皆様ご清祥のこととお慶び申し上げます。



 この度、私どもにとって待望の連盟が設立されました。

 何故“待望”かというと、演劇の実技教育を行っている大学が手を取って、演劇環境に貢献できるようなことをやろうという話は、実は20年以上も前から度々されてきました。しかし、学事日程が詰まっている中、日程を合わせて話し合いを行うこともままならず、まとまって何かをやっていく時間も場所もつくることができなかったのです。


 しかし、どうやら機は熟してきたようです。2001年ようやく我が国にも「文化芸術振興基本法」が制定され、それから12年たった昨年6月にはこの基本法の理念に則り「劇場、音楽堂等の活性化に関する法律(いわゆる「劇場法」)」が公布されました。そこには「国及び地方公共団体は、制作者、技術者、経営者、実演家その他の劇場の事業を行うために必要な専門的能力を有する者を養成し、及び確保するため、劇場と大学等との連携及び協力の促進、研修の実施その他の必要な施策を講ずるものとする。」といった一文があり、実演芸術の専門人材育成と人材確保に関して書かれています。これは私たちの考えに時代も追いついてきてくれた証と考えます。



 個々の大学の忙しい事情は全く変わりありませんが、そこを乗り越え積極的に活動を展開していこうと、5つの大学がまとまりました。

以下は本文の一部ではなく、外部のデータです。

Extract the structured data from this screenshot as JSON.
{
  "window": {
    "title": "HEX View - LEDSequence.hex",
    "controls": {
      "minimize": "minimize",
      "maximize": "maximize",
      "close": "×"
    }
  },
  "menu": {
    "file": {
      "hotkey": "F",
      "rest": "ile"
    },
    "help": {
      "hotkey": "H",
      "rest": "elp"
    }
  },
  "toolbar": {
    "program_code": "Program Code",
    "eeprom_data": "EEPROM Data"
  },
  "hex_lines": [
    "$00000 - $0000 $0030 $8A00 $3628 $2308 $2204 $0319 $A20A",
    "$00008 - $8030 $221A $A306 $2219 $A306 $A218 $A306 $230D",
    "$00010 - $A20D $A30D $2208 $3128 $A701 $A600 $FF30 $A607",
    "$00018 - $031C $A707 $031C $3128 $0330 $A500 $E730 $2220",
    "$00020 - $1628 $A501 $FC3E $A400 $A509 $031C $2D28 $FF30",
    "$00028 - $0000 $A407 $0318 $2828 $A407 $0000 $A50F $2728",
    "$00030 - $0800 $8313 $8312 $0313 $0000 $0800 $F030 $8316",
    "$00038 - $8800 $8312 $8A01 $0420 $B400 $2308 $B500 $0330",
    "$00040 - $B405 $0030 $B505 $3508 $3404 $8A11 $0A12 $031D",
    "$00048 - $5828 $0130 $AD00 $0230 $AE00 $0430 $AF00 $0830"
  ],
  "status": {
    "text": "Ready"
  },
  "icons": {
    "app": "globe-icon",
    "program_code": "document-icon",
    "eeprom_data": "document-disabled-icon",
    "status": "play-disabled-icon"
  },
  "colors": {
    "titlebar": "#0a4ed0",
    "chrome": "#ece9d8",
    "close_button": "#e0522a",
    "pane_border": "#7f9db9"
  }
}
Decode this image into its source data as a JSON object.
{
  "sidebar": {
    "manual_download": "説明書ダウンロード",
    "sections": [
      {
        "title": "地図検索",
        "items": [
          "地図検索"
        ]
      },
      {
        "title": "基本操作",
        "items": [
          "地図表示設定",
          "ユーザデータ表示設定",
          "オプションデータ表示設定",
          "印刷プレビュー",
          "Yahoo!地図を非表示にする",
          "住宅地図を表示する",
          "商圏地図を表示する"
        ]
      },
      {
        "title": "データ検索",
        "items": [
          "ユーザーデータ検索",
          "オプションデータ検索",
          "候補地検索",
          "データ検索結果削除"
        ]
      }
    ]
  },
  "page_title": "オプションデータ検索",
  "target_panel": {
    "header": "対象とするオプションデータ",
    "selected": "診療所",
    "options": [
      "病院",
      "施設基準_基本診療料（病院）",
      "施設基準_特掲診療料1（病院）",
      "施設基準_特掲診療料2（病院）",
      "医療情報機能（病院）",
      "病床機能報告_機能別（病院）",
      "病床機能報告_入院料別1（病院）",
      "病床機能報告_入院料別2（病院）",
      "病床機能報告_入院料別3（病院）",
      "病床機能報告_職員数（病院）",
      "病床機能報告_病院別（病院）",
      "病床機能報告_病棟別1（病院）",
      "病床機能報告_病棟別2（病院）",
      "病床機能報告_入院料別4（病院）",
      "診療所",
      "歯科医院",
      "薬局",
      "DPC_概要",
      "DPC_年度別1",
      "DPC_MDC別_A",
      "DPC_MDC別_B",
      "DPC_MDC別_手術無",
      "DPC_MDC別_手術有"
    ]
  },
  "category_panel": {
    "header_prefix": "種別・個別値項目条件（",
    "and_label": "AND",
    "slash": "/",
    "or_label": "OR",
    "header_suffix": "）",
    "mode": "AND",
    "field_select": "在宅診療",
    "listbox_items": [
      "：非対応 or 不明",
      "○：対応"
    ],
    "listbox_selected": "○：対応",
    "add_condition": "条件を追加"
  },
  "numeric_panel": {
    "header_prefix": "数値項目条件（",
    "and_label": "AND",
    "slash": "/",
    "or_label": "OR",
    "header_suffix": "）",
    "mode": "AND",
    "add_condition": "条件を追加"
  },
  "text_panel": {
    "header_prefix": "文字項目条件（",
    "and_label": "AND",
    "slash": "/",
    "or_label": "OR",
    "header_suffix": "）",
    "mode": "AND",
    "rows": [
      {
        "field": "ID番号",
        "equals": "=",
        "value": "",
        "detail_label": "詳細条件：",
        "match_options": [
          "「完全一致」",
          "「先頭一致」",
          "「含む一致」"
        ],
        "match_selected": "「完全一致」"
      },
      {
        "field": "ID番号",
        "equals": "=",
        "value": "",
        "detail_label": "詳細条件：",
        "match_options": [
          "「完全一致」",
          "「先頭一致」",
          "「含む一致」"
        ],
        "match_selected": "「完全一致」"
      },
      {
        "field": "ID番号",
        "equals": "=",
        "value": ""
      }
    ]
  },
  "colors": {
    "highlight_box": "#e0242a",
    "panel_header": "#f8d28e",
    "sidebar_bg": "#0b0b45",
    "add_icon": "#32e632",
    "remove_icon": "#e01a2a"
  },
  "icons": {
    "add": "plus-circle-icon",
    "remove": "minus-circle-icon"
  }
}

 桜美林大学、玉川大学、多摩美術大学、桐朋学園芸術短期大学、日本大学です。


 演劇の実技教育は、各大学というより個々の教員独自の方法で教授されて共通のテクストがないのが現状です。今後先に挙げた5つの大学が中心となり、他大学にも声をかけ、徐々にではありますが、演劇の実技教育の共同研究や、作品の共同制作を通した実践交流、公共劇場や関連各機関との連携事業などを行いながら、共通のテクストづくりや将来の人材育成を通じてよりよい演劇環境のために活動していきたいと考えております。

皆様どうか長い目で当連盟にご支援を賜り、活動を見守って頂けるようこの場を借りてお願い申し上げます。